The above is a C macro which just fetches len from a RString struct. In fact every Ruby string is stored in a RString struct, which contains meaningful informations such as the current length of the String:

struct RString {
    struct RBasic basic;
    union {
        struct {
            long len;
            char *ptr;
            union {
                long capa;
                VALUE shared;
            } aux;
        } heap;
        char ary[RSTRING_EMBED_LEN_MAX + 1];
    } as;
};

Now that you’ve seen how it works I think you already know the answer: the time complexity to read a String length in ruby is O(1) constant time, unless we are saving a string in a multi byte encoding which cannot benefit from the single_byte_optimizable feature.
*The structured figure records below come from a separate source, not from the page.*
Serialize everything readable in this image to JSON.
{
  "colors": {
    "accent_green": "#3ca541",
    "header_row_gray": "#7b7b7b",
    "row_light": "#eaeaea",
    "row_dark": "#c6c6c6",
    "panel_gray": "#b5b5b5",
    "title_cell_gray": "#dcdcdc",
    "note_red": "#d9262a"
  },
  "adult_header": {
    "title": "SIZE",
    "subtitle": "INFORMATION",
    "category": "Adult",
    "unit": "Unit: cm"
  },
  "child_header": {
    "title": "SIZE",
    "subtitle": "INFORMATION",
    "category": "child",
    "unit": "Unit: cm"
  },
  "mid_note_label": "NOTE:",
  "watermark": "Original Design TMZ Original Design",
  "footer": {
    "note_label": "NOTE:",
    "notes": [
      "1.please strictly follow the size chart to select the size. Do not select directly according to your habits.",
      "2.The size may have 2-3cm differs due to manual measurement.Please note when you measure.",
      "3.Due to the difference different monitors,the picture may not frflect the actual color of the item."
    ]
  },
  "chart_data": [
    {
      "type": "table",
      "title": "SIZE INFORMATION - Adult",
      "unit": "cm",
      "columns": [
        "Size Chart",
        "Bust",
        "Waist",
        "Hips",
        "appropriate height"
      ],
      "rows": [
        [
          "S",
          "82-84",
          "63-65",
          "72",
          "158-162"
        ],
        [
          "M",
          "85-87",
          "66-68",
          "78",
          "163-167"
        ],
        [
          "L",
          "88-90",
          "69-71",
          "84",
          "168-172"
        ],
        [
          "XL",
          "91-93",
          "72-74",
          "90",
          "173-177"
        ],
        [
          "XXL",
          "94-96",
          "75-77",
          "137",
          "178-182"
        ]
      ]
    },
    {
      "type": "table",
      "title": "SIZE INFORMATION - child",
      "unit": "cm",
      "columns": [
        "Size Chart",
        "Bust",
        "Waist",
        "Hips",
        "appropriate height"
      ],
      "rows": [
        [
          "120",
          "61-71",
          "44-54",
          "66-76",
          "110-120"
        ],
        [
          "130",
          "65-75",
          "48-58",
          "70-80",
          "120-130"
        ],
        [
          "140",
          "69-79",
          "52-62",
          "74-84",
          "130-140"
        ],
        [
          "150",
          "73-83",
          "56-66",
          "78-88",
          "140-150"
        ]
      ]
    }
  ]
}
In that case we have a performance degradation to O(n).

Below some benchmarks which shows this:

require 'benchmark/ips'

optimizable = "this is a string" * 10_000
not_optimizable = "this is â string" * 10_000

Benchmark.ips do |x|
  x.report("optimizable") { optimizable.length }
  x.report("not optimizable") { not_optimizable.length }
  x.compare!
end

result:

Calculating -------------------------------------
         optimizable   268.816k i/100ms
     not optimizable     7.570k i/100ms
-------------------------------------------------
         optimizable     28.189M (± 4.8%) i/s -    140.322M
     not optimizable     76.836k (± 5.8%) i/s -    386.070k

Comparison:
         optimizable: 28188582.0 i/s
     not optimizable:    76836.2 i/s - 366.87x slower

As you can see just by using a 160000 length string the optimized O(1) version is 366 times faster, the longer is the string compared the faster will be the optimized version due to the different time complexity.